Stave II est au fond un formidable album de vie. On y croise des enfants à rassurer (Réveille-Moi) et des aïeux nostalgiques (le papy Peio de Stave de retour dans le magnifique Vivre Mieux qui s’engage sur un ton très Motown et se termine dans une orgie free absolument délicieuse), une pop star bienveillante (S’il te plait apaise-toi suggère Etienne Daho à Pierre qui évoque colères et frustrations accumulées ces dernières années) et une magnifique voix locale en devenir, celle de Laura Etchegoyhen qui porte les chœurs de la superbe ballade très « variété française » Tu Ne Vois Rien après avoir œuvré aux côtés de Frànçois Atlas, Gaspard Augé ou Cabane. On est solidaire du Petit Fantôme revendiquant son indépendance et son rejet des diktats, prétendant haut et fort ne pas faire partie de ce monde-là mais qu’un cynique « si ! » vocodé remet à sa place, puis à la fois ému et agacé de ce Temps Qui Passe mais qui surtout part en sucette, glissant dans un joyeux bordel auto-tuné de la soie jazzy aux évocations psychédéliques hallucinées. Et comme dans la vie, parfois vaut-il mieux se taire, la chevauchée au long cours Elle Succombe conclut Stave II dans un formidable élan d’une véritable poétique instrumentale, condensant aspirations et inspirations qui l’ont conduit jusque-là.
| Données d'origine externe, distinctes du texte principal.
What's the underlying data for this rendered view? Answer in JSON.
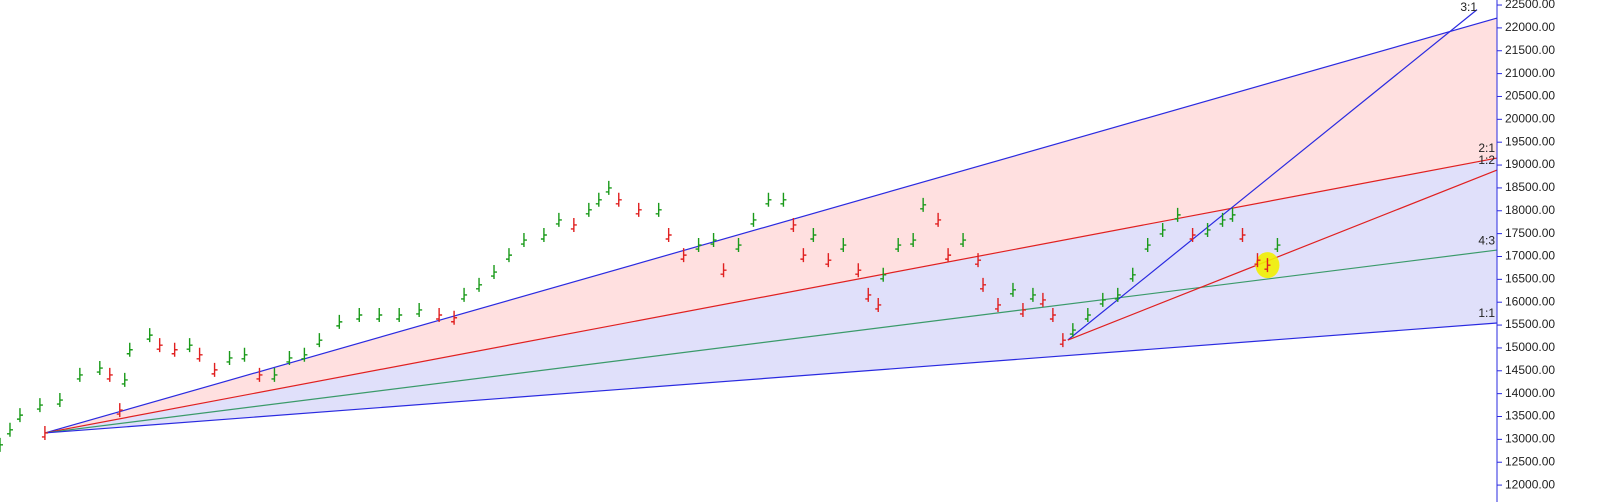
{
  "chart_data": {
    "type": "bar-chart-fan",
    "xlim": [
      0,
      300
    ],
    "ylim": [
      11630,
      22610
    ],
    "yticks": [
      {
        "value": 12000,
        "label": "12000.00"
      },
      {
        "value": 12500,
        "label": "12500.00"
      },
      {
        "value": 13000,
        "label": "13000.00"
      },
      {
        "value": 13500,
        "label": "13500.00"
      },
      {
        "value": 14000,
        "label": "14000.00"
      },
      {
        "value": 14500,
        "label": "14500.00"
      },
      {
        "value": 15000,
        "label": "15000.00"
      },
      {
        "value": 15500,
        "label": "15500.00"
      },
      {
        "value": 16000,
        "label": "16000.00"
      },
      {
        "value": 16500,
        "label": "16500.00"
      },
      {
        "value": 17000,
        "label": "17000.00"
      },
      {
        "value": 17500,
        "label": "17500.00"
      },
      {
        "value": 18000,
        "label": "18000.00"
      },
      {
        "value": 18500,
        "label": "18500.00"
      },
      {
        "value": 19000,
        "label": "19000.00"
      },
      {
        "value": 19500,
        "label": "19500.00"
      },
      {
        "value": 20000,
        "label": "20000.00"
      },
      {
        "value": 20500,
        "label": "20500.00"
      },
      {
        "value": 21000,
        "label": "21000.00"
      },
      {
        "value": 21500,
        "label": "21500.00"
      },
      {
        "value": 22000,
        "label": "22000.00"
      },
      {
        "value": 22500,
        "label": "22500.00"
      }
    ],
    "up_color": "#1a9a1a",
    "down_color": "#e02020",
    "x": [
      0,
      2,
      4,
      8,
      9,
      12,
      16,
      20,
      22,
      24,
      25,
      26,
      30,
      32,
      35,
      38,
      40,
      43,
      46,
      49,
      52,
      55,
      58,
      61,
      64,
      68,
      72,
      76,
      80,
      84,
      88,
      91,
      93,
      96,
      99,
      102,
      105,
      109,
      112,
      115,
      118,
      120,
      122,
      124,
      128,
      132,
      134,
      137,
      140,
      143,
      145,
      148,
      151,
      154,
      157,
      159,
      161,
      163,
      166,
      169,
      172,
      174,
      176,
      177,
      180,
      183,
      185,
      188,
      190,
      193,
      196,
      197,
      200,
      203,
      205,
      207,
      209,
      211,
      213,
      215,
      218,
      221,
      224,
      227,
      230,
      233,
      236,
      239,
      242,
      245,
      247,
      249,
      252,
      254,
      256
    ],
    "values": [
      12880,
      13210,
      13530,
      13750,
      13140,
      13860,
      14410,
      14560,
      14410,
      13640,
      14300,
      14960,
      15280,
      15060,
      14960,
      15060,
      14850,
      14520,
      14780,
      14850,
      14410,
      14410,
      14780,
      14850,
      15170,
      15570,
      15720,
      15720,
      15720,
      15830,
      15720,
      15660,
      16160,
      16380,
      16660,
      17030,
      17360,
      17470,
      17800,
      17690,
      18020,
      18240,
      18500,
      18240,
      18020,
      18020,
      17470,
      17030,
      17250,
      17360,
      16700,
      17250,
      17800,
      18240,
      18240,
      17690,
      17030,
      17470,
      16920,
      17250,
      16700,
      16160,
      15940,
      16600,
      17250,
      17360,
      18130,
      17800,
      17030,
      17360,
      16920,
      16380,
      15940,
      16270,
      15830,
      16160,
      16050,
      15720,
      15170,
      15390,
      15720,
      16050,
      16160,
      16600,
      17250,
      17580,
      17910,
      17470,
      17580,
      17800,
      17910,
      17470,
      16920,
      16810,
      17250
    ],
    "fans": [
      {
        "origin_x": 9,
        "origin_y": 13140,
        "bands": [
          "#ffe0e0",
          "#e0e0fa",
          "#e0e0fa"
        ],
        "lines": [
          {
            "end_x": 300,
            "end_y": 22215,
            "color": "#2a2ae0"
          },
          {
            "end_x": 300,
            "end_y": 19153,
            "color": "#e02020",
            "label": "2:1"
          },
          {
            "end_x": 300,
            "end_y": 17140,
            "color": "#3a9a6a",
            "label": "4:3"
          },
          {
            "end_x": 300,
            "end_y": 15545,
            "color": "#2a2ae0",
            "label": "1:1"
          }
        ]
      },
      {
        "origin_x": 214,
        "origin_y": 15173,
        "lines": [
          {
            "end_x": 296,
            "end_y": 22400,
            "color": "#2a2ae0",
            "label": "3:1"
          },
          {
            "end_x": 300,
            "end_y": 18890,
            "color": "#e02020",
            "label": "1:2"
          }
        ]
      }
    ],
    "highlight": {
      "x": 254,
      "y": 16810,
      "color": "#f2f000"
    }
  }
}
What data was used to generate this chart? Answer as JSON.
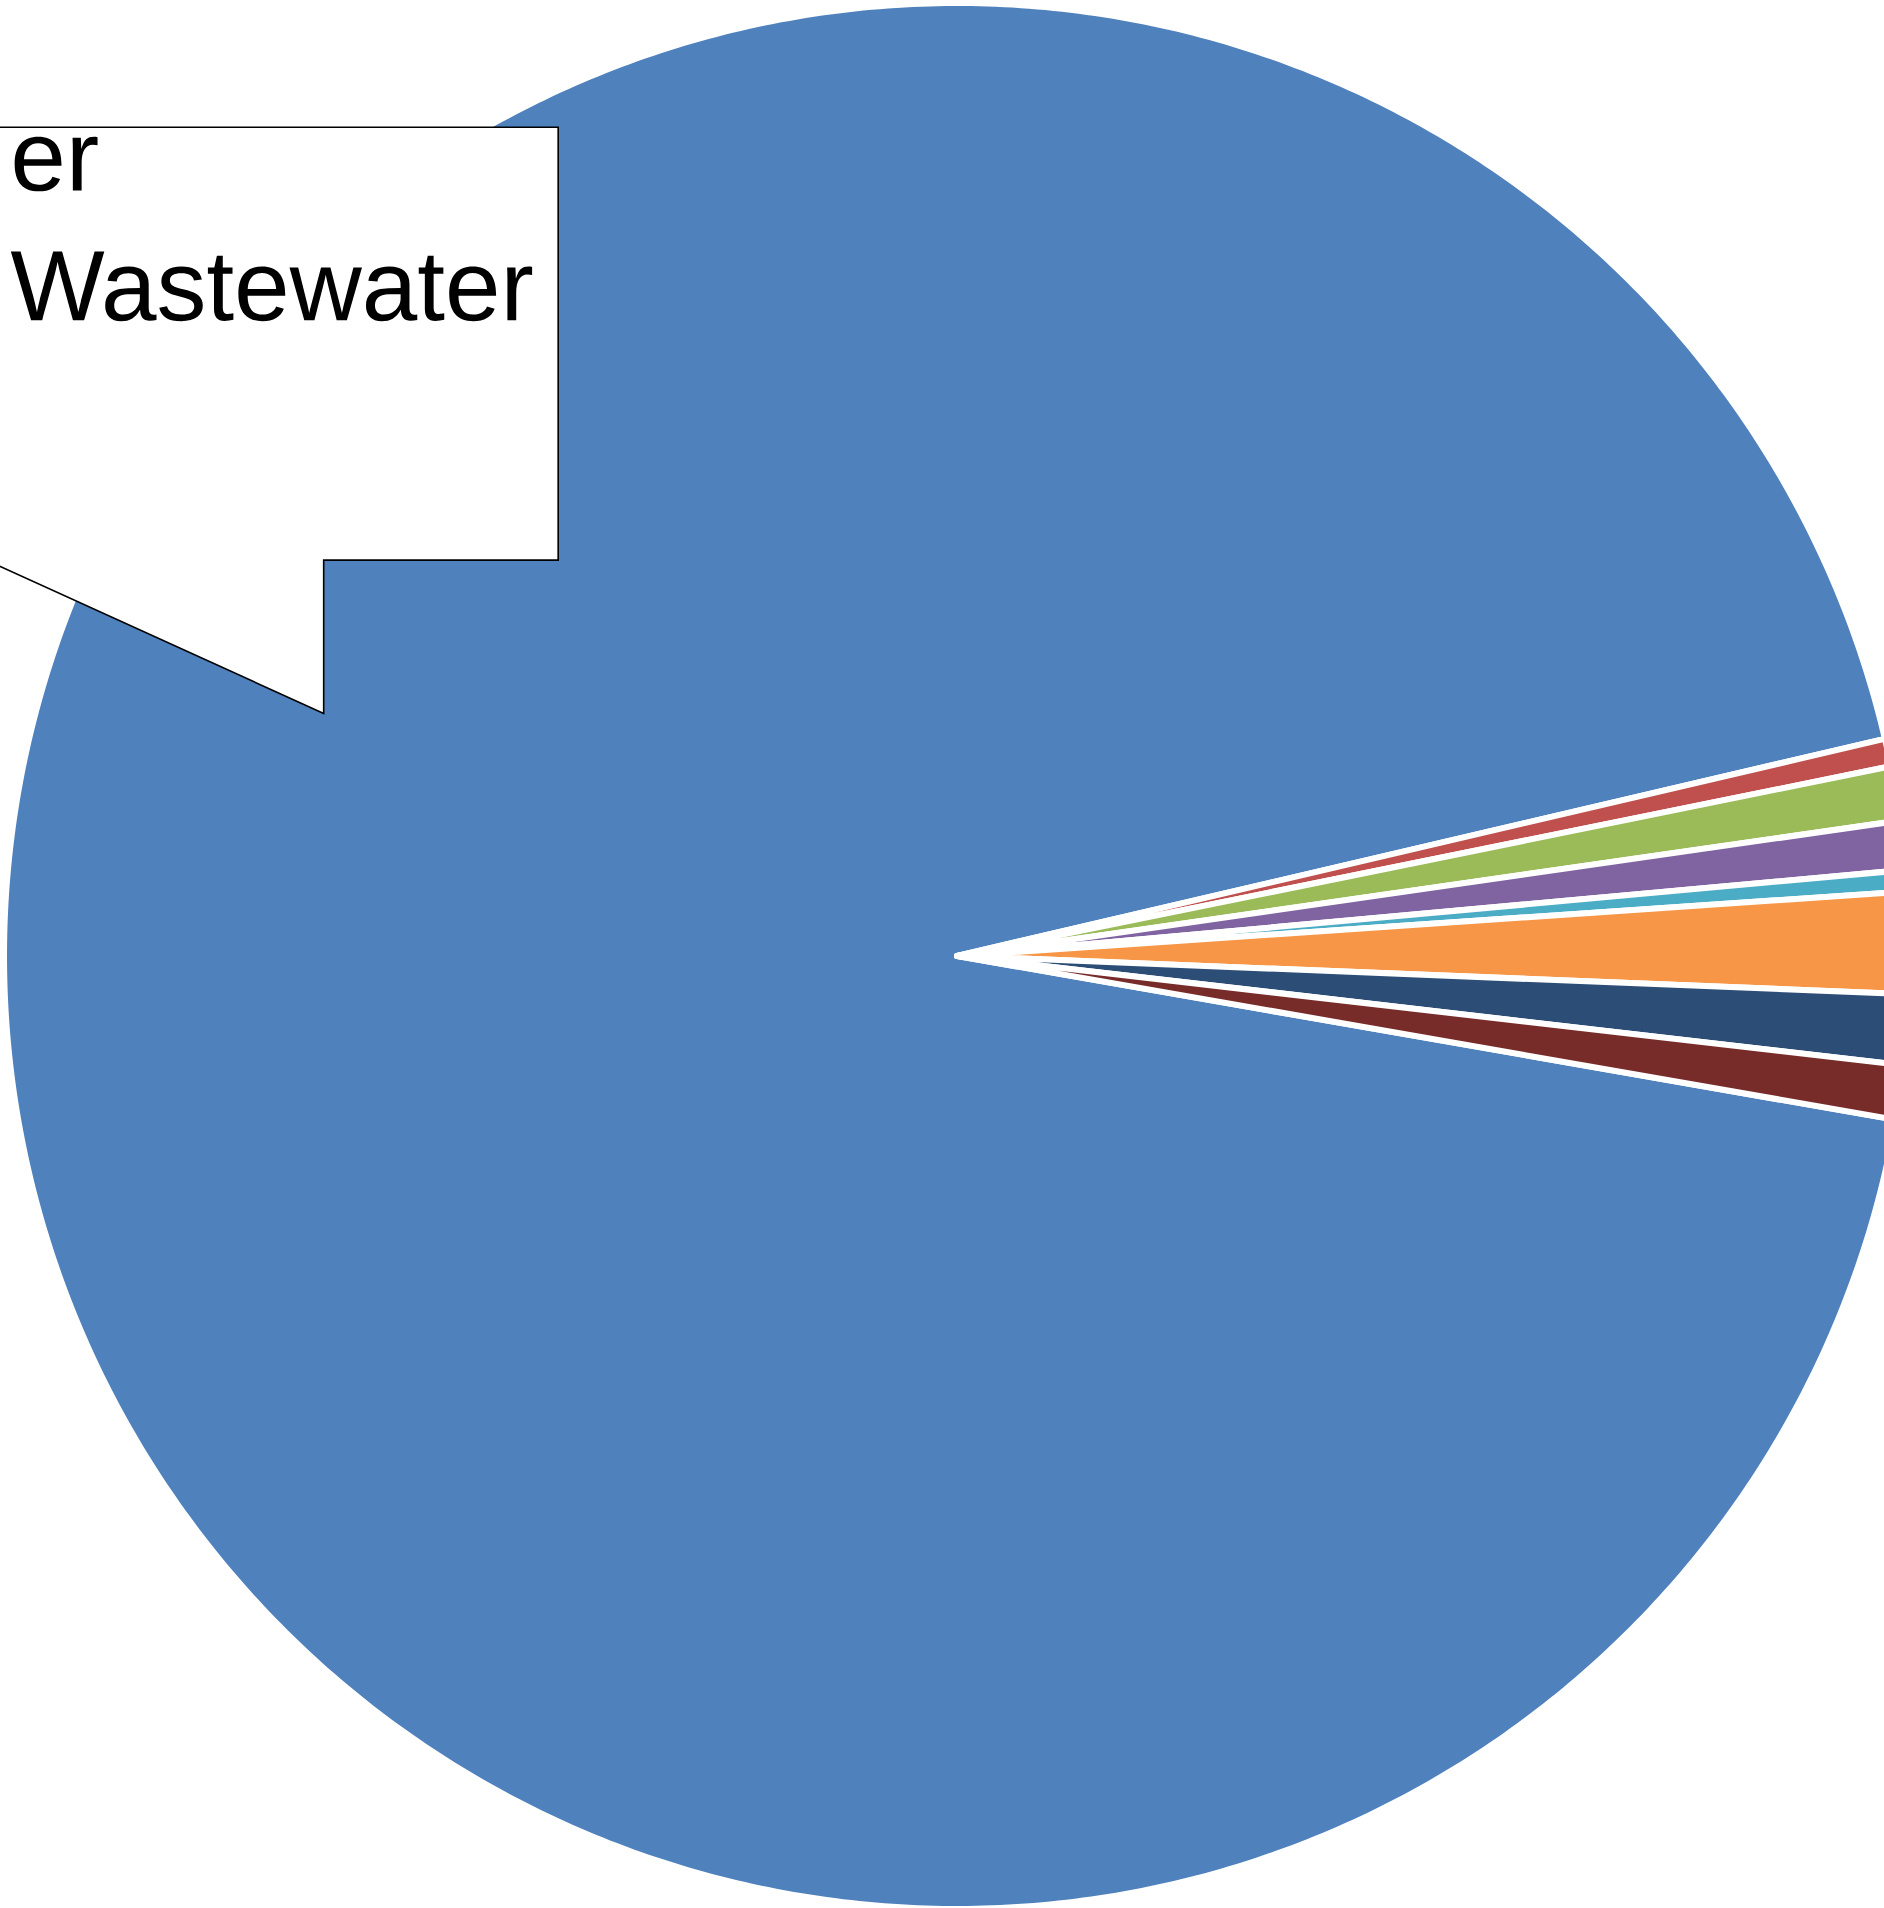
{
  "chart_data": {
    "type": "pie",
    "categories": [
      "er Wastewater",
      null,
      null,
      null,
      null,
      null,
      null,
      null
    ],
    "values": [
      93.59,
      0.47,
      0.92,
      0.83,
      0.36,
      1.72,
      1.19,
      0.92
    ],
    "colors": [
      "#4f81bd",
      "#c0504d",
      "#9bbb59",
      "#8064a2",
      "#4bacc6",
      "#f79646",
      "#2c4d75",
      "#772c2a"
    ]
  }
}
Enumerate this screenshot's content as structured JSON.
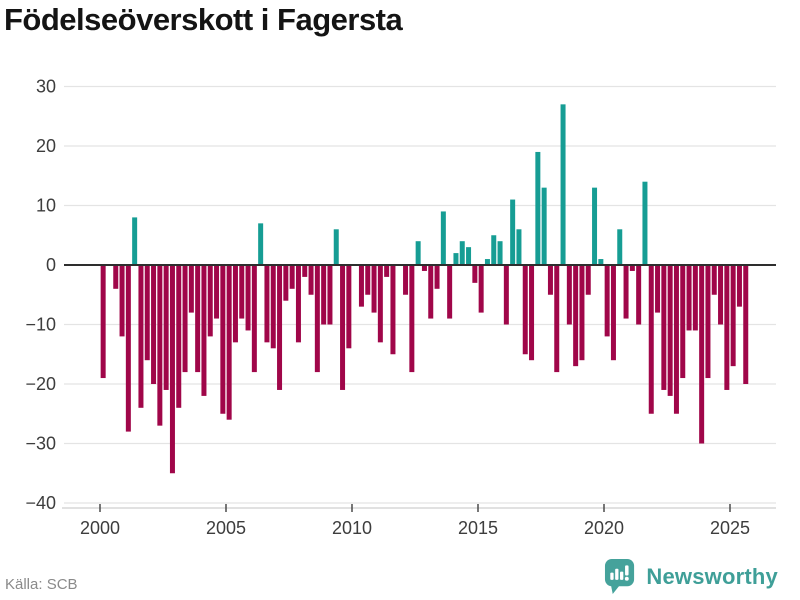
{
  "title": "Födelseöverskott i Fagersta",
  "source": "Källa: SCB",
  "branding": {
    "name": "Newsworthy",
    "icon": "newsworthy-bubble-chart-icon",
    "color": "#45a29b"
  },
  "chart_data": {
    "type": "bar",
    "title": "Födelseöverskott i Fagersta",
    "x_unit": "quarter",
    "x_start": "2000-Q1",
    "x_end": "2025-Q3",
    "xticks": [
      2000,
      2005,
      2010,
      2015,
      2020,
      2025
    ],
    "yticks": [
      30,
      20,
      10,
      0,
      -10,
      -20,
      -30,
      -40
    ],
    "ylim": [
      -40,
      30
    ],
    "grid": "horizontal",
    "legend": "none",
    "positive_color": "#169d94",
    "negative_color": "#a00649",
    "values": [
      -19,
      0,
      -4,
      -12,
      -28,
      8,
      -24,
      -16,
      -20,
      -27,
      -21,
      -35,
      -24,
      -18,
      -8,
      -18,
      -22,
      -12,
      -9,
      -25,
      -26,
      -13,
      -9,
      -11,
      -18,
      7,
      -13,
      -14,
      -21,
      -6,
      -4,
      -13,
      -2,
      -5,
      -18,
      -10,
      -10,
      6,
      -21,
      -14,
      0,
      -7,
      -5,
      -8,
      -13,
      -2,
      -15,
      0,
      -5,
      -18,
      4,
      -1,
      -9,
      -4,
      9,
      -9,
      2,
      4,
      3,
      -3,
      -8,
      1,
      5,
      4,
      -10,
      11,
      6,
      -15,
      -16,
      19,
      13,
      -5,
      -18,
      27,
      -10,
      -17,
      -16,
      -5,
      13,
      1,
      -12,
      -16,
      6,
      -9,
      -1,
      -10,
      14,
      -25,
      -8,
      -21,
      -22,
      -25,
      -19,
      -11,
      -11,
      -30,
      -19,
      -5,
      -10,
      -21,
      -17,
      -7,
      -20
    ]
  }
}
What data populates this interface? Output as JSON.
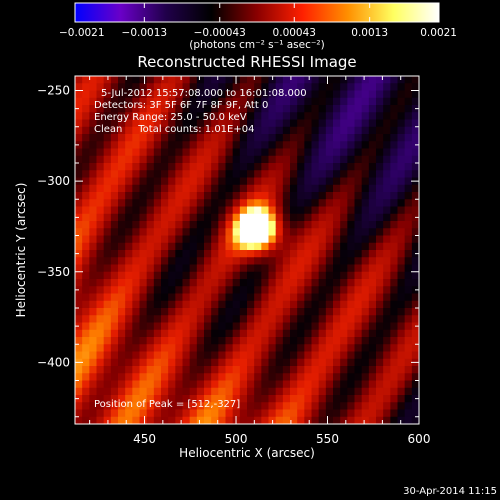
{
  "chart_data": {
    "type": "heatmap",
    "title": "Reconstructed RHESSI Image",
    "xlabel": "Heliocentric X (arcsec)",
    "ylabel": "Heliocentric Y (arcsec)",
    "xlim": [
      412,
      600
    ],
    "ylim": [
      -434,
      -242
    ],
    "x_ticks": [
      450,
      500,
      550,
      600
    ],
    "x_tick_labels": [
      "450",
      "500",
      "550",
      "600"
    ],
    "y_ticks": [
      -250,
      -300,
      -350,
      -400
    ],
    "y_tick_labels": [
      "−250",
      "−300",
      "−350",
      "−400"
    ],
    "colorbar": {
      "range": [
        -0.0021,
        0.0021
      ],
      "ticks": [
        -0.0021,
        -0.0013,
        -0.00043,
        0.00043,
        0.0013,
        0.0021
      ],
      "tick_labels": [
        "−0.0021",
        "−0.0013",
        "−0.00043",
        "0.00043",
        "0.0013",
        "0.0021"
      ],
      "units_label": "(photons cm⁻² s⁻¹ asec⁻²)",
      "colormap": [
        "#0000ff",
        "#6a00c8",
        "#20004a",
        "#000000",
        "#8a0000",
        "#ff2000",
        "#ff9000",
        "#ffff60",
        "#ffffff"
      ]
    },
    "peak": {
      "x": 512,
      "y": -327
    },
    "annotations": {
      "time_range": "5-Jul-2012 15:57:08.000 to 16:01:08.000",
      "detectors": "Detectors: 3F 5F 6F 7F 8F 9F, Att 0",
      "energy_range": "Energy Range: 25.0 - 50.0 keV",
      "method": "Clean     Total counts: 1.01E+04",
      "peak_label": "Position of Peak = [512,-327]"
    },
    "timestamp": "30-Apr-2014 11:15"
  }
}
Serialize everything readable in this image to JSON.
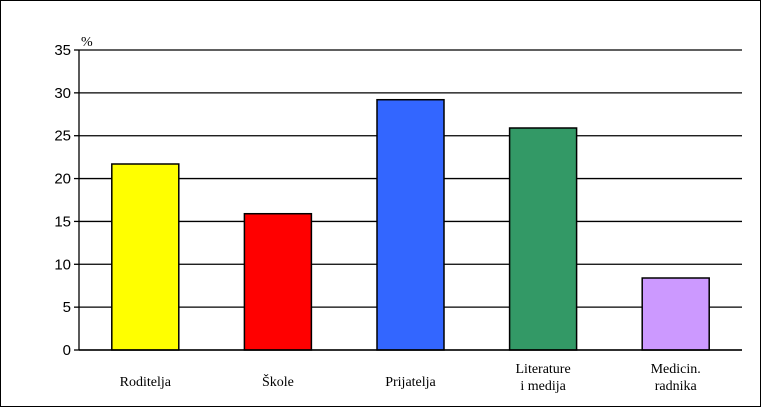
{
  "chart_data": {
    "type": "bar",
    "title": "",
    "xlabel": "",
    "ylabel": "%",
    "ylim": [
      0,
      35
    ],
    "yticks": [
      0,
      5,
      10,
      15,
      20,
      25,
      30,
      35
    ],
    "grid": true,
    "categories": [
      [
        "Roditelja"
      ],
      [
        "Škole"
      ],
      [
        "Prijatelja"
      ],
      [
        "Literature",
        "i medija"
      ],
      [
        "Medicin.",
        "radnika"
      ]
    ],
    "values": [
      21.7,
      15.9,
      29.2,
      25.9,
      8.4
    ],
    "colors": [
      "#ffff00",
      "#ff0000",
      "#3366ff",
      "#339966",
      "#cc99ff"
    ]
  }
}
S’il n’est pas vraiment question de surprise sur le plan musical, tant Petit Fantôme se montre constant et pertinent depuis Yallah en 2011, Stave II, en arrivant quasiment à l’improviste, sans vraiment prévenir, parvient à jouer sur la spontanéité de sa sortie pour susciter un enthousiasme qui mériterait sans doute de déborder un peu plus. Mais Pierre Loustaunau le veut-il seulement ? Pas sûr… caché au fin fond de son sud-ouest natal, comme son Shorebreaker Studio se cache sous les pins dans un anonyme lotissement de bord de mer, il entend vivre sa vie de musicien, de producteur, de père sans (trop) avoir à rendre de comptes et sans pression. Un état d’esprit qui est en soi une source d’inspiration qui l’amène à proposer un Stave II particulièrement réussi, traversé d’un vent de liberté créatrice et artistique mais qui s’accorde avec un cadre pop de chansons exigeantes et impeccables, réalisées avec le goût du travail bien fait. Jouer tout en travaillant, travailler sans trop se prendre au sérieux. La vie que s’est choisi Petit Fantôme a de quoi faire des envieux.